The bump was bigger around than a quarter!

This was no zit. She touched it carefully, and a strange tingling sensation lingered everywhere her fingers brushed. In a panic she clutched her nightgown to her chest and ran down the hall to her parents’ room. She had just raised her hand to knock when she forced herself to stop and take a few breaths.

Laurel looked down at herself and suddenly felt very foolish. What was she thinking? She was standing in the hallway in little more than her underwear.

Mortified, she stepped away from her parents’ door and crept back to the bathroom, shutting the door as quickly and quietly as she could. She turned her back to the mirror again and studied the lump. She turned to view it from a few different angles until she convinced herself it wasn’t nearly as big as she’d thought.

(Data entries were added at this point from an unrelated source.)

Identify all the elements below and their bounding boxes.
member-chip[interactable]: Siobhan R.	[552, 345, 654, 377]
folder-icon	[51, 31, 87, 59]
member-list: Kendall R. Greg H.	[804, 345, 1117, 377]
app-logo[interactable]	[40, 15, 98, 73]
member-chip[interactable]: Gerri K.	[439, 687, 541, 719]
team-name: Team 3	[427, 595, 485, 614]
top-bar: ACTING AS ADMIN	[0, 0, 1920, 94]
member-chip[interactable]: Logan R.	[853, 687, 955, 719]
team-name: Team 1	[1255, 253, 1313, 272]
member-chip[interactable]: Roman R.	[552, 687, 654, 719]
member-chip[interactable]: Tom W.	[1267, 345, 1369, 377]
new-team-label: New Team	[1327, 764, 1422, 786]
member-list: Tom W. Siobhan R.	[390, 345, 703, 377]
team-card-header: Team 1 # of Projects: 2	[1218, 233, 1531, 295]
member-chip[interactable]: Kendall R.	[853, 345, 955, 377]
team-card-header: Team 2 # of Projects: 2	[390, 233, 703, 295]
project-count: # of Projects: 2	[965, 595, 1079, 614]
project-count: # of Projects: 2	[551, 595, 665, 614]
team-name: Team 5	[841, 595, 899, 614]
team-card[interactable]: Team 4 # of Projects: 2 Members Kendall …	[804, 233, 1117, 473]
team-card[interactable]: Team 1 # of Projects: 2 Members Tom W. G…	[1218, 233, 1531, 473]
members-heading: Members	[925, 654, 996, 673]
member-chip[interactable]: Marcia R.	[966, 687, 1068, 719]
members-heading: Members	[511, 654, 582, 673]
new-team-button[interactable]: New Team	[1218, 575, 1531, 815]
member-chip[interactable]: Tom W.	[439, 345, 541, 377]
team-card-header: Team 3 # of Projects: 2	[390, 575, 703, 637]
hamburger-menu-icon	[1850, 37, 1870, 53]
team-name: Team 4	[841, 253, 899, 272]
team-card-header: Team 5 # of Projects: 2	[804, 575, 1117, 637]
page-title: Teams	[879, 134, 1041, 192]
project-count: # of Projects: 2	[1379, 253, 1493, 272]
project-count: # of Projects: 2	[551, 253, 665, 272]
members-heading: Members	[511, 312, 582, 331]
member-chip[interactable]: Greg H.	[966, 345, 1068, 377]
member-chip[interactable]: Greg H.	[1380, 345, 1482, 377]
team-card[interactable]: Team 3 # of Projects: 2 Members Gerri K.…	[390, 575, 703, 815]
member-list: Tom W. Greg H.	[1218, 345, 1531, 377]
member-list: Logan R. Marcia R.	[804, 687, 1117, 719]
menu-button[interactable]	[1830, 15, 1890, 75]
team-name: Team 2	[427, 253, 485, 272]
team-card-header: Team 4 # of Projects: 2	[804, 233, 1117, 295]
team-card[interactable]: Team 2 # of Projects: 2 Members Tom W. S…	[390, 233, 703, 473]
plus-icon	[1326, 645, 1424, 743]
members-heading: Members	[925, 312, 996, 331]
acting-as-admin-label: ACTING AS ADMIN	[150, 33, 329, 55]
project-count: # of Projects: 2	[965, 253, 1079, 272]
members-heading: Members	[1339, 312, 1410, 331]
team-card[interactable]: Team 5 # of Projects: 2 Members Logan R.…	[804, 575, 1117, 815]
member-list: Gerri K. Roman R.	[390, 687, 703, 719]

Laurel had been raised on the idea that the human body knew how to take care of itself. Most things—if left alone—would clear up by themselves. Both her parents lived that way. They never went to the doctor, not even for antibiotics.

“It’s just a humongous zit. It will go away on its own,” Laurel told her reflection, her tone sounding exactly like her mother’s.

She dug into her mother’s drawer and found a tub of the salve her mom made every year. It had rosemary, lavender, tea-tree oil, and who knew what else in it, and her mom put it on everything.

It couldn’t hurt.

Laurel scooped up a fingerful of the sweet-smelling salve and began rubbing it on her back. Between the tingle of her hands irritating the bump and the burn of the tea-tree oil, Laurel’s back was on fire as she pulled her nightgown over her head and, with her shoulders pressed to the wall, scooted to her room.